Vala lauschte andächtig, wie Axilla sich zu erklären versuchte. Er faltete die Hände über dem Kopfende und versuchte ihr zu folgen. Dieses Mal gelang es ihm, doch wirklich begeistert war er nicht von dem, was er hörte.
"Also siehst du Ehre wirklich als das grundlegende der römischen Gesellschaft an?", er runzelte die Stirn und griff nach dem Becher mit Wasser, den er sich selbst wieder füllte. Er winkte nicht nach einem Sklaven als die Schale mit Oliven schließlich leer waren, noch ließ er das jemanden anderen machen als Axillas Becher ebenfalls leer war. Es war auch niemand da. Vala hatte sie weggeschickt, weil er der Meinung war die prudentischen Sklaven hätten besseres zu tun als ihm hinterher zu arbeiten, und er selbst sah es als Verschwendung von Arbeitskraft an, wenn man dies zuließ. Dafür war er von den Sklaven der Casa kurzum für verrückt erklärt worden und als Vernichter von Arbeitsplätzen verschrien.

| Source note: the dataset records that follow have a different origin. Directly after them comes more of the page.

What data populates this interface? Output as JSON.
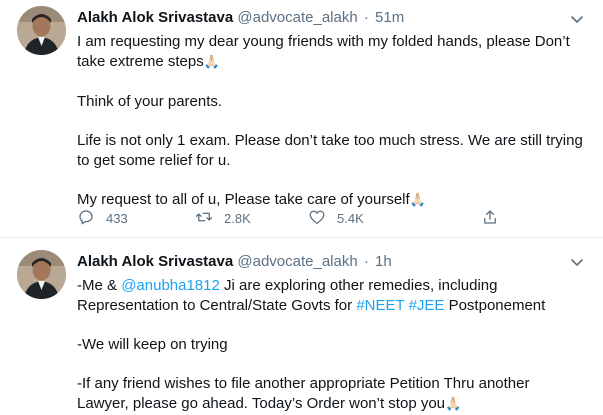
{
  "tweets": [
    {
      "author": "Alakh Alok Srivastava",
      "handle": "@advocate_alakh",
      "separator": "·",
      "time": "51m",
      "lines": [
        "I am requesting my dear young friends with my folded hands, please Don’t",
        "take extreme steps",
        "Think of your parents.",
        "Life is not only 1 exam. Please don’t take too much stress. We are still trying",
        "to get some relief for u.",
        "My request to all of u, Please take care of yourself"
      ],
      "emoji": "🙏🏻",
      "replies": "433",
      "retweets": "2.8K",
      "likes": "5.4K"
    },
    {
      "author": "Alakh Alok Srivastava",
      "handle": "@advocate_alakh",
      "separator": "·",
      "time": "1h",
      "line1_prefix": "-Me & ",
      "mention": "@anubha1812",
      "line1_suffix": " Ji are exploring other remedies, including",
      "line2_prefix": "Representation to Central/State Govts for ",
      "hashtag1": "#NEET",
      "hashtag2": "#JEE",
      "line2_suffix": " Postponement",
      "line3": "-We will keep on trying",
      "line4": "-If any friend wishes to file another appropriate Petition Thru another",
      "line5": "Lawyer, please go ahead. Today’s Order won’t stop you",
      "emoji": "🙏🏻"
    }
  ],
  "icons": {
    "caret": "chevron-down-icon",
    "reply": "reply-icon",
    "retweet": "retweet-icon",
    "like": "heart-icon",
    "share": "share-icon"
  },
  "colors": {
    "link": "#1da1f2",
    "muted": "#5b7083",
    "divider": "#e6ecf0"
  }
}
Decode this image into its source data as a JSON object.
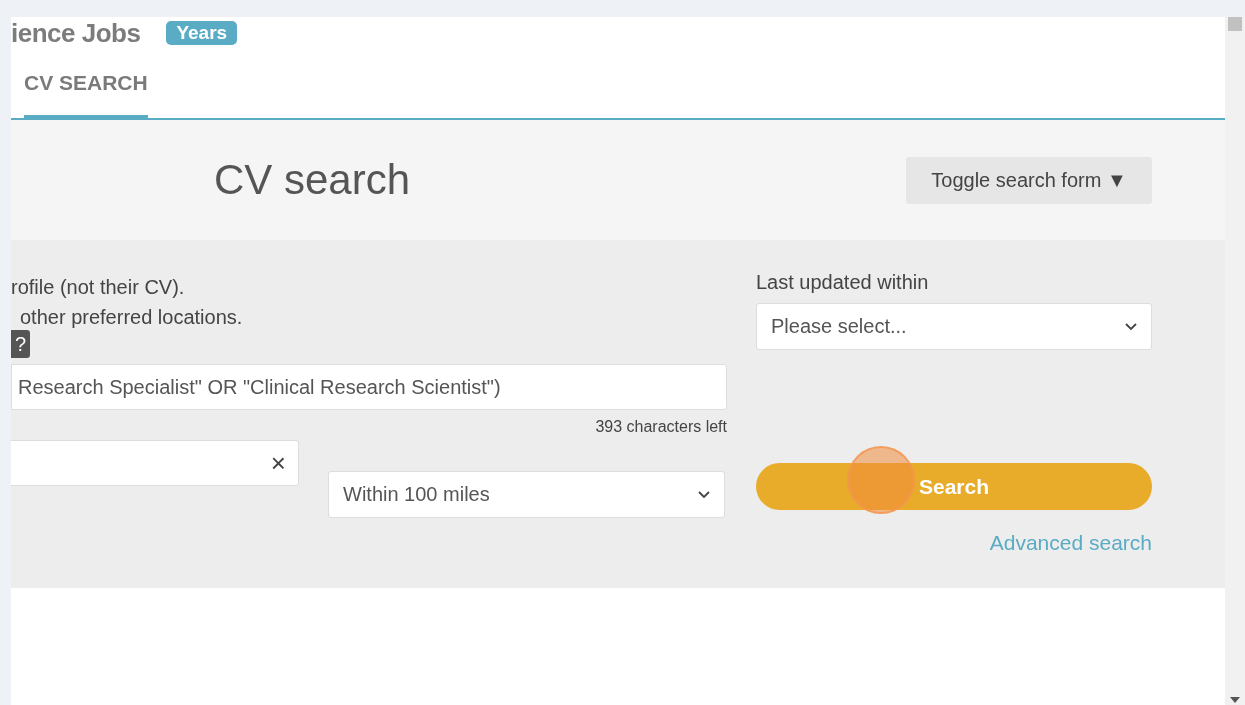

"Was ist dann mit dem Gesetz? Und wie definierst du Ehre? Fangen wir erst einmal da an.. obwohl, ich weiß es schon. Ehre ist für dich eine Heldentat im Angesicht des sicheren Untergangs. Eine Aufopferung für eine größere Sache, vielleicht für die eigene Liebe, die eigene Familie? Aus reiner Selbstlosigkeit vollbrachte Heldentaten am Gemeinwohl.", er ließ diese Worte sacken und fischte nach einem Stück getrocknetem Obstes bevor er fortfuhr: "Und du denkst es ist die Ehre, die das Wort gültig macht was ein Mann gibt? Ich sage dir, es sind andere Dinge die einen Mann sein Wort halten lassen. Was du als Ehre bezeichnest sehe ich als das komplexe System der Zwänge und Notwendigkeiten an. Ein Mann könnte ohne Probleme sein Wort brechen, wenn er denn nicht mit der Konsequenz rechnen müsste, dass dieser Wortbruch irgendwann einmal negative Folgen für ihn haben wird. Menschen die nichts zu verlieren haben pfeifen auf Ehre, eben weil sie nichts zu verlieren haben. Ein Mann der einen anderen um Geld prellt hofft darauf, dass dieser sich nicht an ihm rächen kann. Wenn er aber um der Ehre willen das Geld zurück gibt, hofft er darauf sich irgendwann wieder Geld von ihm leihen zu können. Das hat mit Selbstlosigkeit und Ehre nichts zu tun. Verschiebe es in die höheren Schichten der Gesellschaft, und du findest ähnliche Handlungsmuster. Selbstverständlich glaube ich an so etwas wie Ehre. Aber nicht als Handlungsmaßstab wie du ihn siehst, sondern als Konsequenz von Aufrichtigkeit der eben losgelöst von diesen Notwendigkeiten ist. Damit ist dann auch dein Mord hinfällig. Das was im Falle des gehörnten Ehemannes zu der Tat regt ist nicht seine verletzte Ehre, sondern sein verletzter Stolz. Ehrenvoll wäre es meiner Definition nach gewesen den verletzten Stolz herunter zu schlucken und den Mann zum Duell zu fordern. So ist das nichts anderes als tumber Mord. Da ist nichts ehrenvolles dran. Ehre ist das Bestehen gegen große Hindernisse, selbst wenn dieses Hindernis man selbst ist."
Er kaute genüsslich auf einem Stück Trockenobst herum, hob den Finger um Axilla daran zu hindern etwas zu sagen, und fuhr nach einem weiteren Schluck Wasser fort: "Nehmen wie Leonidas, der mit seinen Mannen an den Thermopylen den Medern eine einigermaßen effektive Wehr entgegengesetzt hat. Ich habe mich vor kurzem damit befasst, und es ist glasklar: er hat das eben nicht aus heroischem Uneigennutz gemacht, sondern weil ein Rückzug seinerseits die griechische Flotte in einer nahen Meerenge der persischen Artillerie ausgeliefert hätte. Er konnte da garnicht weg, ohne den letztendlich möglichen Sieg der Griechen über die Perser auf's Spiel zu setzen. Nun frage ich dich, was ist ehrenvoller? Dass Leonidas aus keinem erkennbaren strategischen Grund sich und seine Männer geopfert hat, oder um die griechische Flotte zu retten?"